Nitrogen is consumed in large amounts by the plant. Nitrogen is used in components such as

  • amino acids
  • all proteins
  • enzymes
  • co enzymes
  • nucleic acids and
  • chlorophyll.

Dry weight analysis of plant material shows that on average nitrogen makes up about 6% of the dry weight.

Nitrogen is taken up in two forms;

  • nitrates (NO3) and
  • ammonia (NH4+).

Nitrate is the preferred source but much depends on the plant species. Most vegetable crops prefer nitrates. Ammonia will damage the roots of young seedlings. That is why it is not recommended using ammonia as a fertilizer for seedlings.

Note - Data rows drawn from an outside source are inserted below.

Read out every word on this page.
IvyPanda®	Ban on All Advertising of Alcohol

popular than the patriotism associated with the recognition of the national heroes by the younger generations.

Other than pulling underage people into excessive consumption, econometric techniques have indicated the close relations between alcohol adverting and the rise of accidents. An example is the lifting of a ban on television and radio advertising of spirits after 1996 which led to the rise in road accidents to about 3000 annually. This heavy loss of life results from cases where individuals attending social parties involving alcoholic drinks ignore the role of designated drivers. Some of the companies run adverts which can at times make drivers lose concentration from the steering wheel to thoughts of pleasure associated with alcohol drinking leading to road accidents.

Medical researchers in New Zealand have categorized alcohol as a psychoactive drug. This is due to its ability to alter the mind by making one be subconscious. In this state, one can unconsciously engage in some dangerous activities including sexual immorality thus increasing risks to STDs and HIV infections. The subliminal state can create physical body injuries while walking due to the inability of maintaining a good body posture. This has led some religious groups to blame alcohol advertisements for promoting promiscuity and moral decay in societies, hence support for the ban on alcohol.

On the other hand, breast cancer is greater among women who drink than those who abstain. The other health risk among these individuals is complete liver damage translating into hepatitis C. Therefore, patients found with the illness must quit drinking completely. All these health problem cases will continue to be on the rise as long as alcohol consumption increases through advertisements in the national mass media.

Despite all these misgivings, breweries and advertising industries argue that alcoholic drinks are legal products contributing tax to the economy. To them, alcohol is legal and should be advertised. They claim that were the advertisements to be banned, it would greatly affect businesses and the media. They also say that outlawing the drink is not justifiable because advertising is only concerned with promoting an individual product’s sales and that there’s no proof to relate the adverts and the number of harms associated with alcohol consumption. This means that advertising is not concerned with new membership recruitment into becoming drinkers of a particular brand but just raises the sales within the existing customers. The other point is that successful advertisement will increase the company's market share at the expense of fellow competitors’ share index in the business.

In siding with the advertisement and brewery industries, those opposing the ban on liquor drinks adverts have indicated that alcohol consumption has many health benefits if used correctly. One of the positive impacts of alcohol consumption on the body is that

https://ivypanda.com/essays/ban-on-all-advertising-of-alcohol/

It is also recommended not to have more than 10-15% ammonia in the nutrient solution.

The roles of nitrogen in plant metabolism link the required levels very closely with light levels. Light is the key which determines carbohydrate production through photosynthesis. Nitrogen is an important source of oxygen used for carbohydrate reduction during respiration.

The use and availability of nitrogen in the plant is closely related to and strongly influenced by

  • phosphorus
  • carbon
  • potassium
  • magnesium
  • chlorine
  • light
  • carbon dioxide and
  • pH.

During periods of low light and temperature, plants require less nitrogen in relation to other plant nutrients.

It can be difficult to supply nitrogen in refill solutions without adding excess amounts of other cations. The best solution is to use nitric acid (HNO3) for pH control. This can supply 50% of the nitrogen needs of the crop without adding excess cations. If extra nitrogen is required, ammonium nitrate can be added to the pH control solution. However, because ammonium decreases the uptake of other cations (K, Ca, Mg, and micro nutrients) it is not recommend to use large amounts in hydroponic solutions unless extra nitrogen is required by the crop for maximum yields.

The continuous use of nitrate nitrogen in solutions can increase the pH due to the release of hydroxide ions and bicarbonates. The later are released by the plant in order to maintain electrical neutrality within the plant. Ammonium has the opposite effect. Large amounts of ammonium will decrease the pH in the nutrient solution. These effects can have a significant effect on the uptake of various nutrients.